If you had to describe Jay Jeffers' style in two words, perhaps the most accurate way would be to borrow the title from the interior designer's recent book, Collected Cool. Jeffers says his livable luxury look would not be possible without antiques. He thinks that if you believe living with objects possessing history makes a home fusty, you need to reconsider. "Antiques, art, and accessories play a huge role in the decoration of a home," he says. "In fact, they are the very soul of an interior." Jeffers' own weekend home, a St. Helena getaway dubbed the Poolhouse that he shares with his husband, Michael Purdy, is the poster child for a modern interior that makes use of antiques. As the design community gears up for the San Francisco Fall Antiques Show, an event for which Jeffers chairs the Designers' Circle, he invites us inside.
↑ When Jeffers and Purdy purchased their St. Helena home, it was an uninspiring ranch house located close to the town's charming Main Street. Jeffers (who is at the helm of both Jay Jeffers-The Studio and Jay Jeffers-The Store) had been working on several projects for clients in the area and was lured by the town's weather. He couldn't help but notice the double-digit temperature change has he commuted from notoriously cool San Francisco to delightfully warm Napa Valley. Although the place was lacking character, they worked with Shay Zak of Zak Architecture to open the interior up to the lot—which had the benefit of backing up to vineyards. For the interiors, Jeffers and Purdy applied a unique modern-rustic aesthetic that relies on antiques and vintage finds.

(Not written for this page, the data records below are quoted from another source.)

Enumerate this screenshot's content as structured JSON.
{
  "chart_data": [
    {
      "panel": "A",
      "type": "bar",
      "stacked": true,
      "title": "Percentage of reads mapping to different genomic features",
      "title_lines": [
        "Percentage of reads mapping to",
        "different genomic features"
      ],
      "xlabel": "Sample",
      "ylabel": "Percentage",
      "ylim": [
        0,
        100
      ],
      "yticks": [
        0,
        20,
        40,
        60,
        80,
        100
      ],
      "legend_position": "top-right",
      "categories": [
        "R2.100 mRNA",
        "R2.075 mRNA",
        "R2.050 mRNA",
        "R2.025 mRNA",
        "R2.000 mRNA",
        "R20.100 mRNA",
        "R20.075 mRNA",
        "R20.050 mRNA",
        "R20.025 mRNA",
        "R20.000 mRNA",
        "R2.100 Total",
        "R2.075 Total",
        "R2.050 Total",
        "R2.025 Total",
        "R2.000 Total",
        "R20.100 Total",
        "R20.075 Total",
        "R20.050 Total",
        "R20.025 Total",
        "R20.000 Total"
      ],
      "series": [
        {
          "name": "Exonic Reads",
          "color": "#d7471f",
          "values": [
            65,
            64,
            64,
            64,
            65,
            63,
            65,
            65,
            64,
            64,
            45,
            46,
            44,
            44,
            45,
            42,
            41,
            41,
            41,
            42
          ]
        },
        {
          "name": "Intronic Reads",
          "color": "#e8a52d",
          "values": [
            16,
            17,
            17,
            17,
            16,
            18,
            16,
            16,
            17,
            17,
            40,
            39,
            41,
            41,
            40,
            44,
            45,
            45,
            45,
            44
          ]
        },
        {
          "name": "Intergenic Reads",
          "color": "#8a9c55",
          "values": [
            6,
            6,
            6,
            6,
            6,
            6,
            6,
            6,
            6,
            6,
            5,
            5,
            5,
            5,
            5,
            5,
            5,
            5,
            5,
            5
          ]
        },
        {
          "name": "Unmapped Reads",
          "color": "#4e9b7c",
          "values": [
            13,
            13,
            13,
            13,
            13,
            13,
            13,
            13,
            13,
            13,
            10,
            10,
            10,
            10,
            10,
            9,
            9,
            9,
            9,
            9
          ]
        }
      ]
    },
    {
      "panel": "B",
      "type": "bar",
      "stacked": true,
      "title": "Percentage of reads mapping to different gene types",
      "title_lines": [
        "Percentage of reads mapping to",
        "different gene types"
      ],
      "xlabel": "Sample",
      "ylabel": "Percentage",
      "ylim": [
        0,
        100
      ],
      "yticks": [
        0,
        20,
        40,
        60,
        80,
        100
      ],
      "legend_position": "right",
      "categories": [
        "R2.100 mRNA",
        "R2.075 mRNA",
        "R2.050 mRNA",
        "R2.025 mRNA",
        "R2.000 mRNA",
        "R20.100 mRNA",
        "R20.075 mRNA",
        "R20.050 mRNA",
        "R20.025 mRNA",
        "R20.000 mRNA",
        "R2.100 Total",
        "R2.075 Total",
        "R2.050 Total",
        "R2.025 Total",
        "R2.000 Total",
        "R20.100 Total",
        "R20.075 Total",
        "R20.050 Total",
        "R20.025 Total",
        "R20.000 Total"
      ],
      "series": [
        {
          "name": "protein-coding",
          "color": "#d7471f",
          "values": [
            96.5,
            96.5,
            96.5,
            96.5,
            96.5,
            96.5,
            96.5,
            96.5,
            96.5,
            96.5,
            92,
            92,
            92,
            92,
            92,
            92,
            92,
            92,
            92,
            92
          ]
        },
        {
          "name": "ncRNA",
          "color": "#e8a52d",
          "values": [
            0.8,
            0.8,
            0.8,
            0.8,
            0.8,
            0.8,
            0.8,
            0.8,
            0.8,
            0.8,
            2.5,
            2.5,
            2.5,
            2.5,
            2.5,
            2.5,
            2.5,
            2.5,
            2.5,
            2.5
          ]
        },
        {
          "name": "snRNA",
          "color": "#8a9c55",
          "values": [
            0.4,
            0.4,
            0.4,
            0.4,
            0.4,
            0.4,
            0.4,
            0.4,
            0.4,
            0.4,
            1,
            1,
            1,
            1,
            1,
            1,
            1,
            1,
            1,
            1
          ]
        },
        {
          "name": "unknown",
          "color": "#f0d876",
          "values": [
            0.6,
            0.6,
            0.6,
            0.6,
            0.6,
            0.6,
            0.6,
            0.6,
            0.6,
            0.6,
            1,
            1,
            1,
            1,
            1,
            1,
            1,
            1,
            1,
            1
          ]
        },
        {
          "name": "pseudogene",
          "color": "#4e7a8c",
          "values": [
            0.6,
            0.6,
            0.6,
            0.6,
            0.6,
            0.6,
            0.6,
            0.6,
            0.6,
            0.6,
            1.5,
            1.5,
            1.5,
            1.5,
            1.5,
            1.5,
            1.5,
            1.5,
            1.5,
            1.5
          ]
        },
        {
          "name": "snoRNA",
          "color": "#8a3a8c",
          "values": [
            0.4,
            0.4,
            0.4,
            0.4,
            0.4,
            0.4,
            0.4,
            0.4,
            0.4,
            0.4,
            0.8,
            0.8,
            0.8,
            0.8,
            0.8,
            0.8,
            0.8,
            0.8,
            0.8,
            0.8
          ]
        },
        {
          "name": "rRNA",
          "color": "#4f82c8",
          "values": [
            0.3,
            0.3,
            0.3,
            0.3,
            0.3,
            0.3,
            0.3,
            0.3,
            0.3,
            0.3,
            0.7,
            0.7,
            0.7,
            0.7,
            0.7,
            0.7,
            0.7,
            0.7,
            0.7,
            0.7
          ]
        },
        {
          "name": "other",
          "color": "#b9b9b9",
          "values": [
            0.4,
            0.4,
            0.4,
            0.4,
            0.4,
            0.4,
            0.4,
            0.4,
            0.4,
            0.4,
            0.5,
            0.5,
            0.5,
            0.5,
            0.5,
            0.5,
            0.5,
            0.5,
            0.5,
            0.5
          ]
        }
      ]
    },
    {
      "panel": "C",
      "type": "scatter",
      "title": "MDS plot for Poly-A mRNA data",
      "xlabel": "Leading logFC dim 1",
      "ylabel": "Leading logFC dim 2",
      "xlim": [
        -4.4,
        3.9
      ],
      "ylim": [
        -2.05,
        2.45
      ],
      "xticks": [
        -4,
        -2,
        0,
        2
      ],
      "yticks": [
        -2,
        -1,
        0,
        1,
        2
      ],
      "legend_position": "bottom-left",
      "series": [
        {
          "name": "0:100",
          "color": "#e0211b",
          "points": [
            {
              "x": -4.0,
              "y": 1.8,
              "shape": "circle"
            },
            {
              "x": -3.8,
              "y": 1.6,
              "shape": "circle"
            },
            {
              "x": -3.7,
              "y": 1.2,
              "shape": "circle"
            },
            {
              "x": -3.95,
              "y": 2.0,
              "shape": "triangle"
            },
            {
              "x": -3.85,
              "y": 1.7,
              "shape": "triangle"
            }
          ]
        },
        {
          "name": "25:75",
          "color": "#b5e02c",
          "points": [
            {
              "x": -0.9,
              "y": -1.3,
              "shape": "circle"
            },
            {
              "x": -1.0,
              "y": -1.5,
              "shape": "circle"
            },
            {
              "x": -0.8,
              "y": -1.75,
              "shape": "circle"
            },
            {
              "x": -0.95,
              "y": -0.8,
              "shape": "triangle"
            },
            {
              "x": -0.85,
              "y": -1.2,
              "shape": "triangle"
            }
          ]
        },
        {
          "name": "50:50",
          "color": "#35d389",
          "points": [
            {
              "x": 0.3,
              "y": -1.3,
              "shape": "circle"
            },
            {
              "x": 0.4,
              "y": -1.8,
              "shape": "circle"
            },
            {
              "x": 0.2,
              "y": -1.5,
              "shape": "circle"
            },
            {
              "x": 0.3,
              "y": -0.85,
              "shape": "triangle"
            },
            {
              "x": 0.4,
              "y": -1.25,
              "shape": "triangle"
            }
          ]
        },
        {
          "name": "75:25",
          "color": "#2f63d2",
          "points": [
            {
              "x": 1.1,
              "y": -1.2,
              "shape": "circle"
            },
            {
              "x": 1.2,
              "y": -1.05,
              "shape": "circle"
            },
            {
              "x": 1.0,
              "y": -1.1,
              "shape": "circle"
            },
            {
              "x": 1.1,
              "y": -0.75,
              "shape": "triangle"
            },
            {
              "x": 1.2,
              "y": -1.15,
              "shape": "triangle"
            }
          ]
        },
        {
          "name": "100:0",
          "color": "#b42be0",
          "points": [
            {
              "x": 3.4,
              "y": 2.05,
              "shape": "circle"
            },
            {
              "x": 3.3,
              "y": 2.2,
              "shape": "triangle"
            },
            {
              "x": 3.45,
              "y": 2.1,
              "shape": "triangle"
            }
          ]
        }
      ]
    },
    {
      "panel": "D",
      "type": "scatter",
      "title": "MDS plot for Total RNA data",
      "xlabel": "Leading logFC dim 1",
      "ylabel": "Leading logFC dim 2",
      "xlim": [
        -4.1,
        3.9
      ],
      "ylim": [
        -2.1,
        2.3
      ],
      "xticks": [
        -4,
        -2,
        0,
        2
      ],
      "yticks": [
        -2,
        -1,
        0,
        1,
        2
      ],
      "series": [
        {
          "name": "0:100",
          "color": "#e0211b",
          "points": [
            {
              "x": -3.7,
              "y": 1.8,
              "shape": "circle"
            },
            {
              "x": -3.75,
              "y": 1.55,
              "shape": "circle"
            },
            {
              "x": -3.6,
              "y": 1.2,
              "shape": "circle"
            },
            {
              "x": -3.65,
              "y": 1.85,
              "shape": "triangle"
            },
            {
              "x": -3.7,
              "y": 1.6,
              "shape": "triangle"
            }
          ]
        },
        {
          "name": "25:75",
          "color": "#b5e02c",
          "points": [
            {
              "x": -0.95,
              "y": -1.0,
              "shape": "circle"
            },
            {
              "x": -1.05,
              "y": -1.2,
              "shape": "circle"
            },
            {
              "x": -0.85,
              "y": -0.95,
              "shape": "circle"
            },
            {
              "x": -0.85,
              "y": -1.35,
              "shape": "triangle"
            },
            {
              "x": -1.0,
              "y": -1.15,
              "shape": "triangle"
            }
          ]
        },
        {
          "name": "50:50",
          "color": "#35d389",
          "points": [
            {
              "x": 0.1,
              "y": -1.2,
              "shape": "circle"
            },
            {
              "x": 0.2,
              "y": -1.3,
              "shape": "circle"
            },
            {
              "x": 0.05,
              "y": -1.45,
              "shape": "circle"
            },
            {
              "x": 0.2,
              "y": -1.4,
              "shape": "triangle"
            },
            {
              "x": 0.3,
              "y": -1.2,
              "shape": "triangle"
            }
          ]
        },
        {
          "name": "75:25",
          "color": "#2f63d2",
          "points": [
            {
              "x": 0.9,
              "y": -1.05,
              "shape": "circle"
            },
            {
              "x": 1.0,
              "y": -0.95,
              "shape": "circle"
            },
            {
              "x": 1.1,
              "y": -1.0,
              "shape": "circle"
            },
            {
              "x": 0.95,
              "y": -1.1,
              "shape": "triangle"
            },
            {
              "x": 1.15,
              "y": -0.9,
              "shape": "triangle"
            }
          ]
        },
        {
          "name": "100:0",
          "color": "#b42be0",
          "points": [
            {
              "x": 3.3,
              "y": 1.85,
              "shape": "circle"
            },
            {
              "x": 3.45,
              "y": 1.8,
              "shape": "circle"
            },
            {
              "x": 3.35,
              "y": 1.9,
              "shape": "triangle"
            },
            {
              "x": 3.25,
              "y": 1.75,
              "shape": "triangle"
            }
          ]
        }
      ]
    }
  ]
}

"In my opinion, a home should have a collected look. You can accomplish this by mixing in fine antiques, vintage pieces, or flea market finds, and my preference is to have a blend of all three categories," he says. At first glance, his own home may seen unabashedly modern, but a closer study shows that older pieces make up the backbone of the style.
↑ For example, the master bedroom makes use of sconces made out of antique Italian corbels, the chair is a vintage piece by Finnish designer Ilmari Tapiovaara, and the upholstered headboard is crafted from an older Moroccan rug. "When you use pieces with some history, age spots, and patina, it goes a long way to composing a personal style," says Jeffers.
In this room, and throughout the house, Jeffers made use of reclaimed wood to fit the rustic-modern aesthetic. Jeffers says that although he is known for using color, in this project he decided to use a more restrained, more neutral palette. Less refined materials, such as the wood, give the space drama and interest through texture.
↑ Sometimes, the antique/vintage items are in a supporting role, such as these midcentury stage lights in the bathroom, but they offer a lead-character impact.
↑ In the dining room, the couple purchased a 20th century cabinet, stripped it and literally stuffed it with their creamware collection. "I love the bubble glass on the doors of this piece," Jeffers says. "I will probably never get rid of it." The creamware collection was years in the making, and the designer calls it a character-building feature for the home.
↑ The unique arrangement happened one day when Purdy was just playing around, and because it caused the couple to view the collection in a new way, the skewed composition stuck.
↑ Placing the reclaimed wood in a chevron pattern in the living room was also a perspective-altering move. The old wood is the backdrop for both modern and vintage furniture (such as the 1960s era leather chair by Gerard Van Den Berg).
↑ Styles and periods mix on a micro scale on the living room's old-school bar cart. It holds a 19th-century silver tray and vintage decanters. The painting above it is also a piece with patina. "If you are going to collect antiques, they don't all have to be super high end. Certainly those big-ticket items are wonderful, but there is room for everything," he says.
↑ An example of that mix-and-mingle concept is found in the home's hall, where a vintage cabinet that's backed with wallpaper holds both Jeffers' grandmother's silver and new pieces.
↑ Jeffers willingness to give humble materials a high-end look is on view in the powder room, where he fronted a vintage mirror with a custom chandelier he had crafted with what he calls "kooky resin grapes that were popular in the 1970s."
↑The interior designer (seen above) admits that introducing antiques to a new audience can require some measure of client education. "Some people associate antiques with grandma's house," he says. "But, generally, when you expose them to that world or they see what's out there, they realize it's a way to define their personality in a space."
The San Francisco Fall Antique Show opens with a preview gala on October 21. The show runs October 22 through the 25 in the Festival Pavilion at Fort Mason.